Schön wäre es, wenn man irgendwie pro User ab einer gewissen Onlinedauer oder aber Uhrzeit den Zugriff sperren könnte.

So als wilder Hack ist mir auf die schnelle nur eingefallen per Cronjob oder aber Skript das Interface herunterzufahren.   :Twisted Evil: 

Sehr unschön und auch nicht wirklich flexibel.

Evtl. kennt ja jmd. etwas derartiges oder hat ein Skriptchen parat.

Grüsse

----------

## blu3bird

Hi,

suchst Du was um nur den Internetzugriff(Browser) zu beschränken oder den kompletten PC zu beschränken?

Für letzteres eignet sich timeoutd gut, da kannst Du einstellen welcher Benutzer wie lange am Tag sich per ssh/shell/X anmelden darf. Kannst sogar Sachen einstellen wie 2 x 1 Stunde am Tag, aber nicht am Stück  :Very Happy: 

----------

## Evildad

Also prinzipiell sollte es nur den Zugriff auf das Internet beschränken.

Und hierbei nicht nur den Zugriff via Browser sondern jeglichen Traffic (Pidgin, Games, etc..)

----------

## think4urs11

ist nur der Client der ausgebremst werden soll basierend auf Gentoo oder auch der Router zum Internet?

Was z.B. gehen würde ist ein iptables -A OUTPUT -j DROP - ggf. erweitert um 'Zieladresse ungleich dein Heimnetzwerk'

gesteuert entweder via cron (für 'täglich ab 20 Uhr is Schicht') oder aber via at ('um soundsoviel Uhr ist heute schluß').

Den at könnte man beispielsweise beim login automatisiert absetzen (Loginzeit + 2 Stunden)

----------

## Evildad

Es sollte nur der Client ausgesperrt werden, der Rest sollte noch funktionieren.

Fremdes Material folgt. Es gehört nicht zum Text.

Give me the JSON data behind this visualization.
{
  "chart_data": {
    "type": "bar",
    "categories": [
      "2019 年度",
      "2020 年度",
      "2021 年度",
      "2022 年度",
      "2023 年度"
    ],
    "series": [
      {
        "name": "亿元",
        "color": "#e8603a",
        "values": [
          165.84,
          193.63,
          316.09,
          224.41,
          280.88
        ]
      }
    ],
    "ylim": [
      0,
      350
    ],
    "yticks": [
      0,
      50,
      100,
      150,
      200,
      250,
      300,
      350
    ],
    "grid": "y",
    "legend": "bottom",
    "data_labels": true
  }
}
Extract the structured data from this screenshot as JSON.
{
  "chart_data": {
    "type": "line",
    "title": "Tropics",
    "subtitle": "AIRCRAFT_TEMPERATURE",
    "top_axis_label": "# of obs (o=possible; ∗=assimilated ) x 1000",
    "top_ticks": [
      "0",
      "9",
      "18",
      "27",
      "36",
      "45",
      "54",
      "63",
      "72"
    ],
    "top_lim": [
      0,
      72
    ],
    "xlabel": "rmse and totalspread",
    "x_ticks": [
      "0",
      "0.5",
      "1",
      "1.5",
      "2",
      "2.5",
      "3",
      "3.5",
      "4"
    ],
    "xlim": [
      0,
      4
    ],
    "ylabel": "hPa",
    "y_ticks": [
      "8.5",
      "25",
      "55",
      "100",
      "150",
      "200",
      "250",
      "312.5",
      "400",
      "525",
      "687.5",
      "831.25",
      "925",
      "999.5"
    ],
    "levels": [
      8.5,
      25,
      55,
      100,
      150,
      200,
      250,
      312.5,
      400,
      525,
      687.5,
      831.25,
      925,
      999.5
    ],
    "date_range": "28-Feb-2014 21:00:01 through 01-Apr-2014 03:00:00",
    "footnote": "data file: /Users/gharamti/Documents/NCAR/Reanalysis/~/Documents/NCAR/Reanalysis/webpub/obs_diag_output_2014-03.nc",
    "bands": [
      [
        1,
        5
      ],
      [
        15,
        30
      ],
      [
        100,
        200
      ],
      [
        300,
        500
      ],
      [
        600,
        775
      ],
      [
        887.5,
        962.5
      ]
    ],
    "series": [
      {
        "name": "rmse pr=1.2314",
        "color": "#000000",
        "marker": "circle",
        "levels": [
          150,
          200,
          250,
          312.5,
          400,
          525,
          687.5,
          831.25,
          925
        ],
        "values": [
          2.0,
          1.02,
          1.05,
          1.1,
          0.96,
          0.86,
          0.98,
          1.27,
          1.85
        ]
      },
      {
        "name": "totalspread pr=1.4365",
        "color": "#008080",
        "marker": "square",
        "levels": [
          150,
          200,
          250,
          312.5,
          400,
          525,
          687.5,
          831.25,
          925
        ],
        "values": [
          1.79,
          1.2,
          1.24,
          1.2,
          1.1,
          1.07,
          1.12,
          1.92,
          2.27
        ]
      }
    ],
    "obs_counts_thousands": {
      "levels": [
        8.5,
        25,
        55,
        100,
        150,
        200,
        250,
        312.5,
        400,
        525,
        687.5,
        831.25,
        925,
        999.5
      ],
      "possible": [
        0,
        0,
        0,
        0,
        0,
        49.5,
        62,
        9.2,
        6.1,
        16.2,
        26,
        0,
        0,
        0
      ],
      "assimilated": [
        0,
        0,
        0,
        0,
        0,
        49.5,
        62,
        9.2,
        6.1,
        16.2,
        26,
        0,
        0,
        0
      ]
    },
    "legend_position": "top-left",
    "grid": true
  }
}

Die Cron basierten Vorschläge sind in meinen Augen leider etwas zu unflexibel und v.a. auch nicht Elterngerecht   :Very Happy: 

----------

## ph03n1x

Naja, am besten ist doch, wenn du deinen kleinen Rackern über die Schultern schaust während sie surfen... dann weisst du auch was sie tun... aber will mich nicht in deine Erziehung einmischen  :Wink: 

----------

## b3cks

 *ph03n1x wrote:*   

> Naja, am besten ist doch, wenn du deinen kleinen Rackern über die Schultern schaust während sie surfen... dann weisst du auch was sie tun... aber will mich nicht in deine Erziehung einmischen 

 

So wie ich Evildad verstanden habe, geht es ihm nur um die Online-Zeit und nicht darum, was im Internet gemacht wird. Mal abgesehen davon, ist ständiges "über die Schulter gucken", gerade bei Kindern, psychologisch eher negativ zu betrachten. "Stichprobenkontrolle" ala "Ich wollte nur mal gucken, was ihr so macht." wäre da schon sinnvoller. Aber darum geht es ja nicht.  :Wink: 

Ein ähnliches Thema gab es hier schon mal: https://forums.gentoo.org/viewtopic-t-235025.html

----------

## think4urs11

 *Evildad wrote:*   

> Die Cron basierten Vorschläge sind in meinen Augen leider etwas zu unflexibel und v.a. auch nicht Elterngerecht  

 

definiere 'elterngerecht' bitte

a) Es ist ein weiterer (Windows-)PC im Netz vorhanden

von dem aus kann/soll wahlweise 'ad hoc' ein Sperre ausgelöst bzw. ein vordefinierter Zeitplan 'scharfgeschaltet' werden

Ließe sich z.B. mittels eines kleinen Scripts gelöst werden das bei Papa auf dem Desktop liegt.

b) Die Einstellung muß mangels anderer Möglichkeiten 'elterngerecht' am Gentoo-PC eingestellt werden können

hmm wenn ein Haushalt (nur) einen Gentoo-PC hat sollte man meinen die Leuts sind keine 100% lernresistenten Mäuseschubser  :Wink: 

----------

## hoschi

 *Evildad wrote:*   

> HI, 
> 
> ich sollte eine Internetsperre für einen PC haben (OS ist natürlich Gentoo).
> 
> Schön wäre es, wenn man irgendwie pro User ab einer gewissen Onlinedauer oder aber Uhrzeit den Zugriff sperren könnte.
> ...

 

Oh Gott, bei dem Threadtitel dachte ich schon das waere ein Thread auf dem geistigen Niveau der "Computer-Bild" weil Papa sich die Erziehungsarbeit sparen will, und seinem Kind nicht traut bzw. glaubt es solle nicht auf pr0n-Websites weil das ja unnatuerlich waere, wenn Sohn/Tochter das andere Geschlecht* mal genauer betrachten will. Da waere ungefaehr so wie Erziehung durch den Fernseher...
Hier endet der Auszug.